There's one pudding that Yorkshire is particularly well-known for, but that's not the only specialty to come out of God's Own Country. We have such fond memories of eating little curd tarts fresh from the baker's shop after school, and it's one recipe that's never taken off much around the UK let alone in America. We've had a craving for them lately, so we might as well share this recipe so you can try them for yourself!
Make sure you start to prepare these in advance, as unless you can get fresh milk curds from a local dairy or farm shop (which are few and far between in many areas) you'll be needing to make your own. The recipe also calls for a dash of rennet, but in case you can't source any (or don't want to) we'll provide an alternative!
You will need:
2 pints full cream milk (as fresh as you can get it!)
2 tbsp rennet OR 1 lemon, juiced
1 large egg, well beaten
4 oz unsalted butter
4 oz fine sugar
4 oz total seedless raisins and/or currants
1/4 tsp nutmeg
1 pie crust
To make the curds:
Place the full cream milk into a saucepan and gently bring to about 98°F. Remove from the heat and stir in the rennet (or lemon juice) and leave in a cool place to set. Not too cool through, definitely not the fridge!
Once cooled and set, gently break up the mixture using a fork, into fairly large chunks. Line a large sieve or colander with fine muslin or cheesecloth and place over a large bowl.
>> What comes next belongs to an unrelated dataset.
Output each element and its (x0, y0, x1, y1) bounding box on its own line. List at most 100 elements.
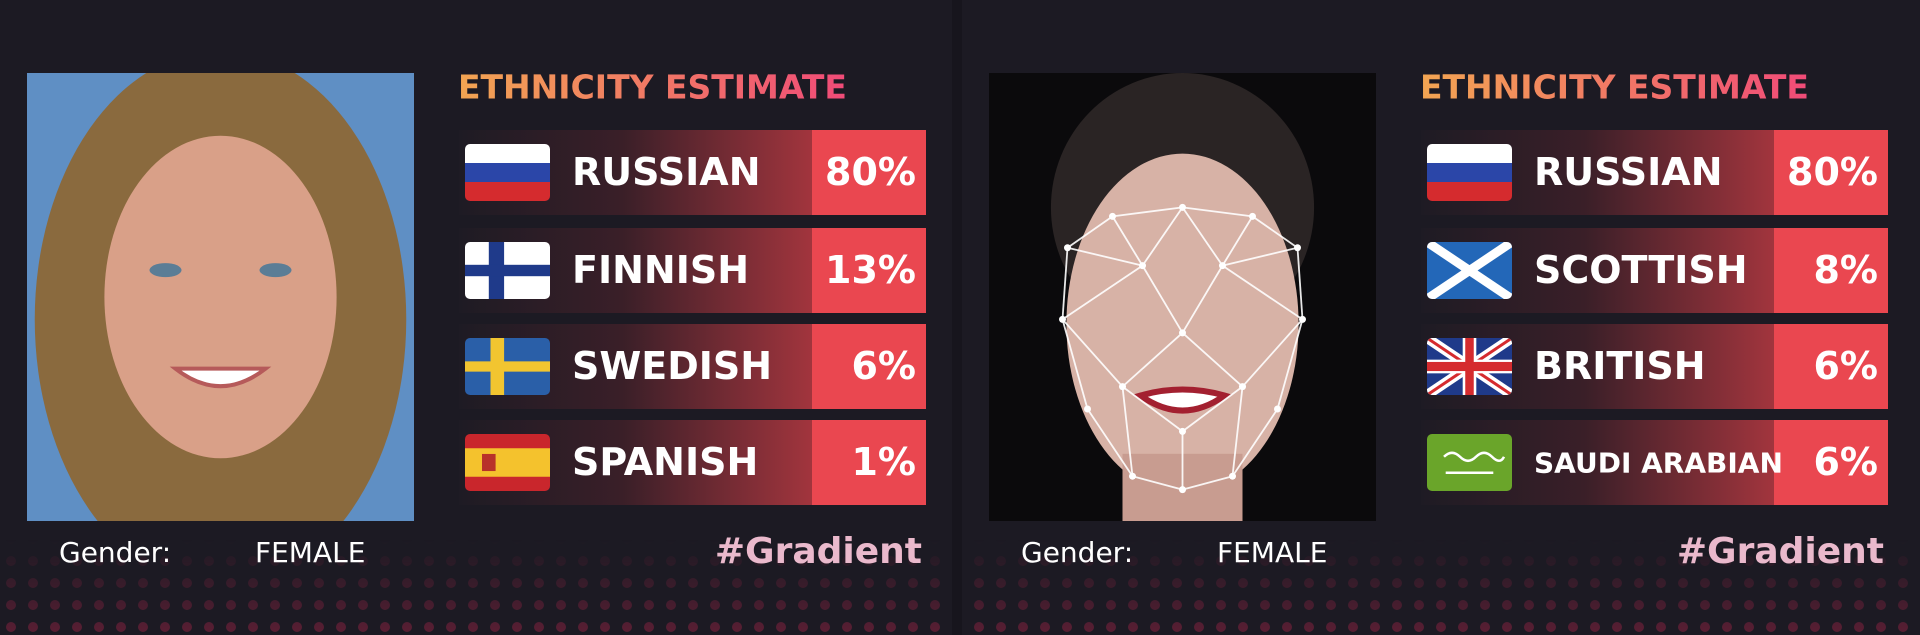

Spoon the chunks of curd into the sieve or colander and leave to drain for at least 6 hours, preferably overnight. Discard the whey once done, unless you've got a local Miss Muffet who wants it. It's important that the curds are well drained when it comes to making the filling, or it'll go all soggy and off-putting.
To make the tart:
Preheat oven to 325°F.
Unpack your pie crust (or, if you're making your own like us, roll it out into a thin sheet). Grease and line a large tart tin with the pastry or cut into smaller sections and line a tin for smaller individual-sized tarts. Prick the bottom of the pastry plentifully with a fork. Line the tart case(s) with baking paper and fill with baking beans. Cook for 15 minutes or until the pastry is a pale golden colour. Leave to cool.
In a large bowl, cream the butter and sugar together until fluffy and light and pale in colour. Tip the curd mixture from the sieve/colander into the creamed butter; add the beaten egg and nutmeg and beat well until all the ingredients are incorporated. Finally, stir in the raisins and/or currants. If you want a lighter texture to your tart, you can also stir in a heaped tablespoon of white breadcrumbs at this time.
Pour the curd mixture into the prepared tart case and bake in the oven for 30 minutes until golden brown.
Leave the tart to cool, then serve as soon as possible. The tarts are best eaten fresh and warm, and within 24 hours at most. Make sure to do all of your prep beforehand and plan ahead!